C’est qu’il était enfin parvenu à l’inviter au restaurant, la grande bourgeoise blonde qui tous les jours fréquentait son petit magasin.
Des semaines et des mois durant, il s’était rincé l’œil discrètement, alléché et émoustillé par la corpulence de ses nénés!
Seulement voilà, la belle avait ses exigences: originaire de Boulogne, elle voulait du poisson frais de cette provenance et le meilleur, de préférence.
En bref, elle voulait faire bombance avant de lui donner sa chance.

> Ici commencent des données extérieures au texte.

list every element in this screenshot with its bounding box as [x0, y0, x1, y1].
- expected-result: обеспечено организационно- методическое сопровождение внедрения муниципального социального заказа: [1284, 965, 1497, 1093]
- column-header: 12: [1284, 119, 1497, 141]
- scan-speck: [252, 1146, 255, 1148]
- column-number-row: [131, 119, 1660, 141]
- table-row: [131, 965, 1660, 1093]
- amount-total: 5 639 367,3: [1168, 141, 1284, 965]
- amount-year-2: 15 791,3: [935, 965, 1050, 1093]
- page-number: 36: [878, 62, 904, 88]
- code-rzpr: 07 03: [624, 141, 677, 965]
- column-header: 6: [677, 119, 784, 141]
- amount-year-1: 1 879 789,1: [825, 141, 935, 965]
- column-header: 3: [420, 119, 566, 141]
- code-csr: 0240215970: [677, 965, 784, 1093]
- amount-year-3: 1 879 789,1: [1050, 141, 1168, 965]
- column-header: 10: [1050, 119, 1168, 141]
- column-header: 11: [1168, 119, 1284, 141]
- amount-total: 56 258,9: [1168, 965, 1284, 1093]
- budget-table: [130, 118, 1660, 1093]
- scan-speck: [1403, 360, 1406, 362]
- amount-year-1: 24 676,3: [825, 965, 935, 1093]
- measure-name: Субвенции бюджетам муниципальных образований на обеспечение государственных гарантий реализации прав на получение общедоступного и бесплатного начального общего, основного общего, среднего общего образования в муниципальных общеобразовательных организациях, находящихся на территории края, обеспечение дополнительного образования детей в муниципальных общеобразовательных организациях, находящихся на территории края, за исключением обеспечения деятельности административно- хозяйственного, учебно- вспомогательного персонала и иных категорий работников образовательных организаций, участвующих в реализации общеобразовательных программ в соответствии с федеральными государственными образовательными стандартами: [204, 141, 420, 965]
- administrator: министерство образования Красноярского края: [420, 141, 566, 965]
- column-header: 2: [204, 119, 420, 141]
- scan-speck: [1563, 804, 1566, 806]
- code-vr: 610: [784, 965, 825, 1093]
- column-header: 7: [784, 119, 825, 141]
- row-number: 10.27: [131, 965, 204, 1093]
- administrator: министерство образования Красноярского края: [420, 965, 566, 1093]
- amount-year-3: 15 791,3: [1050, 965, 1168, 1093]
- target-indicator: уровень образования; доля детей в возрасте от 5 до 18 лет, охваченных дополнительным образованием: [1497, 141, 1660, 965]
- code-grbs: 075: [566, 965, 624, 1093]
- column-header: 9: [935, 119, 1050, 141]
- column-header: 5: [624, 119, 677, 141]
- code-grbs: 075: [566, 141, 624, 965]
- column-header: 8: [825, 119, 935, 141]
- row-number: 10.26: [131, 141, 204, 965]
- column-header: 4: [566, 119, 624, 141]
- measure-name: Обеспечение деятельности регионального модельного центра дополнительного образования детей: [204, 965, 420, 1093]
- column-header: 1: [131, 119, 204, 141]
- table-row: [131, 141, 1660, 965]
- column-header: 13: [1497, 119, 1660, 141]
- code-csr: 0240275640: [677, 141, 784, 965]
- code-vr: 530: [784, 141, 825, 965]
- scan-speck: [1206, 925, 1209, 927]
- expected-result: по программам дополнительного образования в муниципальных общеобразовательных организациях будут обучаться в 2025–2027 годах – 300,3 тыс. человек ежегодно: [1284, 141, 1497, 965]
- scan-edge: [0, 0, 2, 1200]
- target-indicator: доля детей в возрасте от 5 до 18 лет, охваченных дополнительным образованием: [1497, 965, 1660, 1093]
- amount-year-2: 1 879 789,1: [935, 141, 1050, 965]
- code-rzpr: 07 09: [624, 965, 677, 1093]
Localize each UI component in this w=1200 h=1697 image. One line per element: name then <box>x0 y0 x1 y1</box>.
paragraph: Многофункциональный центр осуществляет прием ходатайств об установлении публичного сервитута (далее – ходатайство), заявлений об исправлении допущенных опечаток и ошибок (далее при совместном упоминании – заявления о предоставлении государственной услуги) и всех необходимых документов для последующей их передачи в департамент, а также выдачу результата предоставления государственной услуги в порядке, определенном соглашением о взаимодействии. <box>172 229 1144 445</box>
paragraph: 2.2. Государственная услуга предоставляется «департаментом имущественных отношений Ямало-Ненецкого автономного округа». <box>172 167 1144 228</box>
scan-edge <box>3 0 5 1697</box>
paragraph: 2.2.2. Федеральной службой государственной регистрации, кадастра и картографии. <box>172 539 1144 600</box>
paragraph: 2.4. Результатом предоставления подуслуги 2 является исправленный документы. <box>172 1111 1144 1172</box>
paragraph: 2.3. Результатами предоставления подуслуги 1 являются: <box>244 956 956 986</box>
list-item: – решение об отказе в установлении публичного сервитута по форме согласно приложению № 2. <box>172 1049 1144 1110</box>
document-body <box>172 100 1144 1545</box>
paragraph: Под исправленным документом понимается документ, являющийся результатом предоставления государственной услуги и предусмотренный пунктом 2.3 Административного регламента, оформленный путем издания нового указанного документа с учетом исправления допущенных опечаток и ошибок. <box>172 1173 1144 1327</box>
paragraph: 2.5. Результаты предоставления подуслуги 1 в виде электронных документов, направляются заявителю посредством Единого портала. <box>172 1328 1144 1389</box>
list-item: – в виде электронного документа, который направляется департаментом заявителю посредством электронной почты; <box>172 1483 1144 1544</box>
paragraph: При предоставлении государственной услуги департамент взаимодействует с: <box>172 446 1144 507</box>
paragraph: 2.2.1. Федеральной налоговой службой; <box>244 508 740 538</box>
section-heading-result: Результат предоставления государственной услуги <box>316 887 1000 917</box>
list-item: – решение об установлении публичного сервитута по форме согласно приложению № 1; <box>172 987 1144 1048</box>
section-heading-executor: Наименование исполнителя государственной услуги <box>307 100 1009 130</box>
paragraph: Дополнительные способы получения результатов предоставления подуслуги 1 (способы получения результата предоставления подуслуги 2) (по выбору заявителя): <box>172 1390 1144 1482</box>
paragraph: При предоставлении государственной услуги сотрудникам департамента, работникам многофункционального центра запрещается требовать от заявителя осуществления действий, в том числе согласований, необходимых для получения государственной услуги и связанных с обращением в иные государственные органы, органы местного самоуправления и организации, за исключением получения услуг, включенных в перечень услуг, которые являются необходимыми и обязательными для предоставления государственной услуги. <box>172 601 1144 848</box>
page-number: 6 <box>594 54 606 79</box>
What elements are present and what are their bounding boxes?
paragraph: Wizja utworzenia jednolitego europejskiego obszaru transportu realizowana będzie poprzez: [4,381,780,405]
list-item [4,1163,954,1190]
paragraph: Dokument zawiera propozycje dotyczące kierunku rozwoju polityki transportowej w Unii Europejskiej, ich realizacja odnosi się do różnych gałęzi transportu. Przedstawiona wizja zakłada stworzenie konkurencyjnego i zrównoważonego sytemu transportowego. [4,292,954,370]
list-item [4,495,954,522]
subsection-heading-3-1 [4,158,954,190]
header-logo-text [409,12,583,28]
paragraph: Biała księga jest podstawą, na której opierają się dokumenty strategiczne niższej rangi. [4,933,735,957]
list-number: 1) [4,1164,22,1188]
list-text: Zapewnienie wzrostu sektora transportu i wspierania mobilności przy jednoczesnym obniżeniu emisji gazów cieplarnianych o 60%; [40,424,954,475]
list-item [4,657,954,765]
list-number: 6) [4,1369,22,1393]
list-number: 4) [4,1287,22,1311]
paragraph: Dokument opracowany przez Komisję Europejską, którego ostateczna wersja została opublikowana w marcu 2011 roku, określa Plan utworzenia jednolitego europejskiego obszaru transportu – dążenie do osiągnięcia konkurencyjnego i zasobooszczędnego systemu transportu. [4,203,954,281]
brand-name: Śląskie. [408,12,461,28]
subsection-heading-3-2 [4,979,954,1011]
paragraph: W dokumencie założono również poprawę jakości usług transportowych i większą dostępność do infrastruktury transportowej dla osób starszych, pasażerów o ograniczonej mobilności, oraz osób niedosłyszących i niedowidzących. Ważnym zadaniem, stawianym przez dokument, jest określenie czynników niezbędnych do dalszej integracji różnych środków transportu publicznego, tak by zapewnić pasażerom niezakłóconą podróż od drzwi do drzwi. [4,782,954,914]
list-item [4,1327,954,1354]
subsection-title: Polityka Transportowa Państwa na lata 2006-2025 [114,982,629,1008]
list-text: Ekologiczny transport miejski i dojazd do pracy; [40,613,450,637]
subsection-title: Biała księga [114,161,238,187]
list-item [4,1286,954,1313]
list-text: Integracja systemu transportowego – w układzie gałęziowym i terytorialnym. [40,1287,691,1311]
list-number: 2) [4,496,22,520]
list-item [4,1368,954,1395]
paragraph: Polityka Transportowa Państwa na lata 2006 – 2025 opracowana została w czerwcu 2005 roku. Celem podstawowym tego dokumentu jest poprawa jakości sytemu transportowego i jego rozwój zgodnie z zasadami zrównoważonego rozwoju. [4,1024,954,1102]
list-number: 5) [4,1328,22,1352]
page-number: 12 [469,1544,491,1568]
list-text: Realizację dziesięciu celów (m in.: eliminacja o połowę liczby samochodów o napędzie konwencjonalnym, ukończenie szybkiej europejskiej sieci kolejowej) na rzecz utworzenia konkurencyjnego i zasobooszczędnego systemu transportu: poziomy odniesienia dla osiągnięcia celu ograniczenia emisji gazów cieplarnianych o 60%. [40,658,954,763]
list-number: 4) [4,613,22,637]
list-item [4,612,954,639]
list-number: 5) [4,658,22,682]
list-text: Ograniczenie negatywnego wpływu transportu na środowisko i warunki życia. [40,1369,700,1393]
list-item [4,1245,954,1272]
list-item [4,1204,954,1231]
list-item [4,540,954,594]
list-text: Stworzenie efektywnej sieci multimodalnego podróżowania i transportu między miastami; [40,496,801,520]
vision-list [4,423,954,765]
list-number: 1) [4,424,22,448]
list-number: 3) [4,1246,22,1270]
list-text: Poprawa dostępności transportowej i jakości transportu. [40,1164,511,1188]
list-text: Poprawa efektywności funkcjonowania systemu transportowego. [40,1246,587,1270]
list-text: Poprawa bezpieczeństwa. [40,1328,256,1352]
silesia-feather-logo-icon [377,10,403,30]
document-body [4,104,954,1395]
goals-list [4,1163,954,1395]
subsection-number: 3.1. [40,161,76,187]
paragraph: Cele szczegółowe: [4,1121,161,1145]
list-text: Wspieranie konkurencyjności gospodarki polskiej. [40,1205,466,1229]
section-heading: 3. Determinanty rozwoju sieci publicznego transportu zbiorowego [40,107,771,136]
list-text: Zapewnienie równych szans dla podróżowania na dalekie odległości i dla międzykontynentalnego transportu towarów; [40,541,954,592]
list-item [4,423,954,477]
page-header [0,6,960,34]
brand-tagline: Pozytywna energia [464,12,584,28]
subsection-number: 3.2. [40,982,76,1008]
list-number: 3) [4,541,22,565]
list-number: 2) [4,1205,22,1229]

Sûr qu’il allait devoir banquer s’il voulait pouvoir espérer la culbuter!
De part son boulot de petit intermédiaire fricotant parfois avec la misère, il le savait depuis longtemps: chaque plat de poisson est payé cinq fois au fisc et une fois au pêcheur.
Sourire. C’est un texte que je dirais… “célinien” (Louis Ferdinand…) ! Ne le prenez pas comme une insulte, hein ? J’y retrouve la notion de “misère digne” (la pire, disait-il dans une interview dans laquelle il tentait de se reconstruire un passé qui puisse peut-être le réhabiliter ?…)
En tout cas, “Mort à crédit” n’est pas loin. Lui aurait peut-être préféré “nichons” à “nénés” ; mais lui était médecin, vous poétesse.
Décidément, vous me faites voyager Sklaera. Merci ! Et bravo pour la digestion que vous faites des contraintes…
(Guillaume)
Merci, Guillaume, c’est gentil. Et puis non, je ne prends pas la référence à Céline comme une insulte, sa plume était extraordinaire, il ne faut pas l’oublier, même si ses opinions ont pu sentir le souffre. Faire un autodafé de “Voyage au bout de la nuit” ou de “Mort à crédit” serait une belle imbécilité, à mon humble avis.
C’est mal emmanché cette affaire avec Jojo l’épicier… Bonne chance quand même!